The transition management (TM) industry will continue be a challenging business for custodians due to decreasing margins, according to industry participants.
State Street revealed earlier this month it would cease its TM operations in London and Hong Kong due to a fall in demand for the services.
Citi and Northern Trust remain the other major custodians still in the business, while State Street is also retaining its business in Boston, Sydney and Singapore.
Industry experts explained to Global Custodian how tight margins within the industry may be forcing providers out of the market.
“Transition management margins continue to compress. One of the reasons we have seen a number of providers exiting the industry is because as in any other business, management have to consider the costs of running a business versus the revenues,” said Artour Samsonov, head of transition management for EMEA at Citi.
“So now transition managers need to have scale or cost-efficient access to the market.”
Custodians viewed TM as an area of growth in the early 2000s, but recent years has seen a major reshuffle among service providers. In 2013, Credit Suisse and JP Morgan both exited the business, only to be followed a year later by BNY Mellon.
Such exits have led to a smaller number of TM providers who also offer other custody and fund services which industry participants claim will impact on clients at the end of the value chain.
“The decreasing number of TM providers is pushing clients to consolidate their business among the remaining transition managers. The client potentially may see impact not in pricing but in a decline in the quality of service and concentration risk,” said Samsonov.
Ben Jenkins, global head of transition management at Northern Trust, explains how the State Street move may exacerbate issues clients currently face with a limited number of providers.
“In the same way you have an exit in any business, there are going to be participants that no longer have the solutions they had yesterday,” he said.
“This is a particular consideration for TM clients because it’s very much a relationship business between clients and providers so both parties need to be comfortable with who they are using as transition managers,” said Jenkins. In spite of issues concerning margins, TM services provided by custodians are well regarded according to results from GC and CIO’s 2016 transition management survey.
In the survey State Street achieved a global client satisfaction score of 4.85 which ranked second among providers to Macquarie. Citi ranked fifth with a score of 4.42 (very good) respectively.
Samsonov suggests that despite facing issues the TM business can be viable for providers who are a smaller part of a larger business.
“CitiTM is in a strong position as we are a part of the Citi Markets franchise because as a broker-dealer provider, Citi owns its own execution network and has direct access to the market which lowers the cost of access,” added Samsonov.
“CitiTM is also part of a multi-asset solutions business so we are credited with the benefit we bring to the whole of Citi’s franchise rather than an individual product group.”
Citi’s approach is having the desired effect achieving good scores in client satisfaction in the US and APAC regions particularly during GC’s survey.
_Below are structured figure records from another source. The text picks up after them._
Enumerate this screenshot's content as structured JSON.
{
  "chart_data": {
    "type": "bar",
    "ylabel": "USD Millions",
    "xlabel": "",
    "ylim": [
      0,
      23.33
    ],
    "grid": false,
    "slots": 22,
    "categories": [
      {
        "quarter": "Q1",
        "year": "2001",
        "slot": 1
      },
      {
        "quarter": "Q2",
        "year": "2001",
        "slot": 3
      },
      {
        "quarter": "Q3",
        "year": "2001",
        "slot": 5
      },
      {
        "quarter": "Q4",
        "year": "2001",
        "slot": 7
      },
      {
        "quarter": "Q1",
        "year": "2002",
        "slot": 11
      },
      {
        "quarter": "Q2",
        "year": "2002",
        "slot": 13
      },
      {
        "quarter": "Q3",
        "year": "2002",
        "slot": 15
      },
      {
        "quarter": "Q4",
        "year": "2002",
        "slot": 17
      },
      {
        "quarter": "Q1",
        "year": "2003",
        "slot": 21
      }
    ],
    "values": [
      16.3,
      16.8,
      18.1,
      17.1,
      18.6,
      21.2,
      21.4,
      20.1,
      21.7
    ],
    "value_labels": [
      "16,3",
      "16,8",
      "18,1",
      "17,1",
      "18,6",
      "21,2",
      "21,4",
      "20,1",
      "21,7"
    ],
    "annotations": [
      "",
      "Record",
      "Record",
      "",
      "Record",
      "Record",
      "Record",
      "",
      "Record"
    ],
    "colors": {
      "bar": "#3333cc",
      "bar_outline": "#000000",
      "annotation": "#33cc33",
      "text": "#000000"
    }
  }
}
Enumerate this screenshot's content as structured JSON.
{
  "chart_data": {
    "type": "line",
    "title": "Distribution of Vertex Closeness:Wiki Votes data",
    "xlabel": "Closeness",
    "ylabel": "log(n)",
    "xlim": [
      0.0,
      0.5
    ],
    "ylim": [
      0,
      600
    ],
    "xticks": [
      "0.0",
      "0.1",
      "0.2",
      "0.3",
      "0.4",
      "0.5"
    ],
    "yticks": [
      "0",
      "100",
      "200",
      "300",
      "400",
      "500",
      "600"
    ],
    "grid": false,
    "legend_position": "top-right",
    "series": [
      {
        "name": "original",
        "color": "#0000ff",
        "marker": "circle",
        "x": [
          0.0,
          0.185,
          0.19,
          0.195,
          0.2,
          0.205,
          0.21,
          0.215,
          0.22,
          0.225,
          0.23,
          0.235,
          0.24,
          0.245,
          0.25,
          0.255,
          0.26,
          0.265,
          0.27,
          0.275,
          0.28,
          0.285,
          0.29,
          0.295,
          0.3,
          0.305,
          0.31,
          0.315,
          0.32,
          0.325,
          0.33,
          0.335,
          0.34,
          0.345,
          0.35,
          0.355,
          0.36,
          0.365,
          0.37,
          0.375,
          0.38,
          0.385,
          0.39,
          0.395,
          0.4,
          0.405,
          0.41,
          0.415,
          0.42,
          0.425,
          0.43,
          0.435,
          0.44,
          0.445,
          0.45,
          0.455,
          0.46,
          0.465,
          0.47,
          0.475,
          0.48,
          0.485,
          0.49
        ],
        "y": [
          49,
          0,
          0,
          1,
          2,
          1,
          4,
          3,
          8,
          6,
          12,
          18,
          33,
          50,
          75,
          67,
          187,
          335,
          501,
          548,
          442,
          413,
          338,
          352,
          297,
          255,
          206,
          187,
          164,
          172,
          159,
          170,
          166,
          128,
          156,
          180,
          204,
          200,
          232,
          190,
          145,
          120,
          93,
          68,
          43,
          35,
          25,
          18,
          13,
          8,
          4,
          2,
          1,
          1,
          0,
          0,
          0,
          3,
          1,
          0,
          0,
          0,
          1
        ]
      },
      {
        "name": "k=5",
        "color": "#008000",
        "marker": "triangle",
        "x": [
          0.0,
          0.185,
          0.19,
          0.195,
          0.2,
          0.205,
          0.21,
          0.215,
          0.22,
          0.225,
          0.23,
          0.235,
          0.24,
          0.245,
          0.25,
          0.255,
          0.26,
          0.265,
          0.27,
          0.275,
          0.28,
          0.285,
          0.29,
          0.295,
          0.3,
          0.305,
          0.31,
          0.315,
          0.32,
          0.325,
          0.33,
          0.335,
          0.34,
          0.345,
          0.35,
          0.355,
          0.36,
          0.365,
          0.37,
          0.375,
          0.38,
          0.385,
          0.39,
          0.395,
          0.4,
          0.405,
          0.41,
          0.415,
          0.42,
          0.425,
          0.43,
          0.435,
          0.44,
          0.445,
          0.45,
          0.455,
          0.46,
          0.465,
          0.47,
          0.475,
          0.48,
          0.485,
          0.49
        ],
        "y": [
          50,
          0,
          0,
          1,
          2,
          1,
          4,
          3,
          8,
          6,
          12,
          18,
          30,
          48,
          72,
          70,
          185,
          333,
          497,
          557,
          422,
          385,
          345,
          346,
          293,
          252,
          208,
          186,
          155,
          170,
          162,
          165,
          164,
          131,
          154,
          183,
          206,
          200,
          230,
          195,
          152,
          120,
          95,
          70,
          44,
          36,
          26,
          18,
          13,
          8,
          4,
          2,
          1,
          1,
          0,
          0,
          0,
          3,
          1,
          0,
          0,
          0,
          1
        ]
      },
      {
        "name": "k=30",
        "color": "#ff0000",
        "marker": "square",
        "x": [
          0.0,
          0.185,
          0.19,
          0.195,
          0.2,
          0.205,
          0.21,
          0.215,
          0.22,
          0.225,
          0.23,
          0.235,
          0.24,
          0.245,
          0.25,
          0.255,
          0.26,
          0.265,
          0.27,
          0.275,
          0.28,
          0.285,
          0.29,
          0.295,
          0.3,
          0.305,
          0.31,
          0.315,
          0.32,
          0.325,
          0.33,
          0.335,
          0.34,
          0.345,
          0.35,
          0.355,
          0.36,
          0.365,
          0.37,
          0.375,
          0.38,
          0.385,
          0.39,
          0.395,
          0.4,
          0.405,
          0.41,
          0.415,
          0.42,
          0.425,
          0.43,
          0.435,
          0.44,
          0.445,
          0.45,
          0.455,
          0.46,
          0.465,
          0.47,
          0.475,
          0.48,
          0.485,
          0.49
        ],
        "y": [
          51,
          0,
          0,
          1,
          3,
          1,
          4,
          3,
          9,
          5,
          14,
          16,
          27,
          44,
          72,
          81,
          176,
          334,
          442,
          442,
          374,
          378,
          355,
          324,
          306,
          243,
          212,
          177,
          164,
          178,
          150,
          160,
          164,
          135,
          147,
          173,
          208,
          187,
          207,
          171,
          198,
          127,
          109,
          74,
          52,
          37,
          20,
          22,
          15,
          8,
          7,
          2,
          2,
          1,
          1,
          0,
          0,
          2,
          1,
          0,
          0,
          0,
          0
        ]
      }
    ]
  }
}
In spite of challenging times for custodians in the TM industry, Jenkins suggests that industry may become more complex and that a balance between TM’s traditional space as a people-based business and technology developments will be crucial.
“In 10 years at Northern Trust we’ve seen the number of TM transactions decrease by 40% but at the same time you’re seeing the market value increase by the same level. This means we’re seeing clients conducting more complex transactions and they are centralising them.
“Also, although this is definitely a people–based business, analytics matter and technology matters. So it is a balancing act between people and technology and deeper analytics is where the industry is going,” said Jenkins.